Is there a way in Python that I can create a ‘subgraph’ from a Tensor Expression? In particular, I have a large TE graph containing many operators and would like to lower only a small subgraph from within it. I’d expect all the inputs to the subgraph to be replaced with equivalent placeholder tensors.

Thanks

I don’t think I completely follow.

You have some chain of te stages. You want to pick a subset of these (i.e. the subgraph) and only (?) lower this subgraph?

What happens to the rest of the stages?

Wouldn’t tensorize be a way to technically handle a subset of the te stages “differently” (i.e. lowering to some intrinsic)?

Other than that, I would say I also only think I have seen something similar at the TIR level (VTA handles part of the TIR AST differently if they fit some pattern).

Essentially I’m trying to ‘partition’ a TE (that is, the graph of tensors/ComputeOps). The reason I want to do this is because the graph is very large (actually it’s a whole network lowered to TE) and I want to try some alternative scheduling options on only a small subgraph at a time. I can actually do this by only scheduling the ops in my subgraph (and leaving the rest to ‘default’ scheduling), but then I need to lower the entire graph for every small change in scheduling rather than just lowering the subgraph.

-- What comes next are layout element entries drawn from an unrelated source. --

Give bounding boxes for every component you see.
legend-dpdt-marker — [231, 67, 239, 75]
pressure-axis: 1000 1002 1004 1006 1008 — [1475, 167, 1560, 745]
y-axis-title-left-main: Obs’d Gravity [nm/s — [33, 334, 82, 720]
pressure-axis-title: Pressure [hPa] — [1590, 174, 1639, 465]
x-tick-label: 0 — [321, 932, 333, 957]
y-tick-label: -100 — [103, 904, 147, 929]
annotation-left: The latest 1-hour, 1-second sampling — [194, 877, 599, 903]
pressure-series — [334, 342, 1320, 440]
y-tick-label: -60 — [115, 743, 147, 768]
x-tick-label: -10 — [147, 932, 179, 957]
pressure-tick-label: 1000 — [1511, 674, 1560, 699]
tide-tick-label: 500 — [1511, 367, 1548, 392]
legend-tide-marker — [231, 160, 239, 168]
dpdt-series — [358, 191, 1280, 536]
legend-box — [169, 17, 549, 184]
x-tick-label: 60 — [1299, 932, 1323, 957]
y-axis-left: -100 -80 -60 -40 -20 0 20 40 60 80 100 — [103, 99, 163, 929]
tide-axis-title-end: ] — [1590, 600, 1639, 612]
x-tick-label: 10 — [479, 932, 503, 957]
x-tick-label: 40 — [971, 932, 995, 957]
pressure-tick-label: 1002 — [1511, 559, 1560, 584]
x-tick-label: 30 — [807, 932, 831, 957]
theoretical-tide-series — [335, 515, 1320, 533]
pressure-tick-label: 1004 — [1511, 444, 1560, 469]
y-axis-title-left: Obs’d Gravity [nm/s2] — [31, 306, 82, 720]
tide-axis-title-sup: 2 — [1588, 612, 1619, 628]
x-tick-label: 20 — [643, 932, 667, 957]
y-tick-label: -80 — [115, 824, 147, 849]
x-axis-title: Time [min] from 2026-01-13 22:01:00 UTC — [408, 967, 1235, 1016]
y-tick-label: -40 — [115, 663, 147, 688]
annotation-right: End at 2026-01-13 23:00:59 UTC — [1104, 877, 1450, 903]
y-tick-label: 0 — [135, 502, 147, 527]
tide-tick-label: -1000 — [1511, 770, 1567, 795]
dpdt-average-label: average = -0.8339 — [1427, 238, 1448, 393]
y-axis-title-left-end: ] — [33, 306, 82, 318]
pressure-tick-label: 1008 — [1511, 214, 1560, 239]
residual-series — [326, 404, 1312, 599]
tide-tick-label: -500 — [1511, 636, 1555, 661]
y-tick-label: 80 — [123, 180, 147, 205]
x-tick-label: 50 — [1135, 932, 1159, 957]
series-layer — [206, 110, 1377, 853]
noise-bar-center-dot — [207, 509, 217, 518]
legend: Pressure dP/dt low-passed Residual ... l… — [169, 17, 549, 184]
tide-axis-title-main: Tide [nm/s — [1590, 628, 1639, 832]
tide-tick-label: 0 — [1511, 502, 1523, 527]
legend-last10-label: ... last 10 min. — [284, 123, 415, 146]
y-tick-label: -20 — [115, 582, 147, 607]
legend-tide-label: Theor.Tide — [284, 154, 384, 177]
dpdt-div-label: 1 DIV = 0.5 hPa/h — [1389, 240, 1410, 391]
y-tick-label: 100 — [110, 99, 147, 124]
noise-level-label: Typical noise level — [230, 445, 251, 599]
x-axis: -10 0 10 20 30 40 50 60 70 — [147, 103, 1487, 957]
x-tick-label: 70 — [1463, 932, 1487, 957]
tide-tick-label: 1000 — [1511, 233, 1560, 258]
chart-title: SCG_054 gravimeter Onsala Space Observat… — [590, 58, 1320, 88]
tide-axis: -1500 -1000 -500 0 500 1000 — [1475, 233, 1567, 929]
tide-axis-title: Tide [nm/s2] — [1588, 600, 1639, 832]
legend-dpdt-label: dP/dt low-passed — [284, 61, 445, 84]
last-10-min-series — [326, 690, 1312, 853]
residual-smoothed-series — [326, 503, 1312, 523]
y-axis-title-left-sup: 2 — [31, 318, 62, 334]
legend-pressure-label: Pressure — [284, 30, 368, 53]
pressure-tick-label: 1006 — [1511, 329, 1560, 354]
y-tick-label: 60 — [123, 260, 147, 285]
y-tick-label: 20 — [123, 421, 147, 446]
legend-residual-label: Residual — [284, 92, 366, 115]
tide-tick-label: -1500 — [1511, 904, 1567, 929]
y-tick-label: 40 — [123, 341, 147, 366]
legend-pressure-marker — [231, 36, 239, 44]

So in essence: Normally a complete TE graph will be lowered to TIR representation. Your assumptions is that doing small changes in part of the TE graph should not propagate throughout all the TIR AST and you want to somehow “cache” the part of the TIR which is independent of changes of this subgraph. I guess since you are describing a complete network in TE lowering takes some time and you want to save this time. Correct?

Sadly I don’t know how to help you. The only thing that comes to mind is to do it at TIR level, but this would basically mean you need to reimplement the scheduling primitives (from TE) directly on TIR level. Maybe leverage the functionality from [RFC] TensorIR: A schedulable IR for TVM can help you?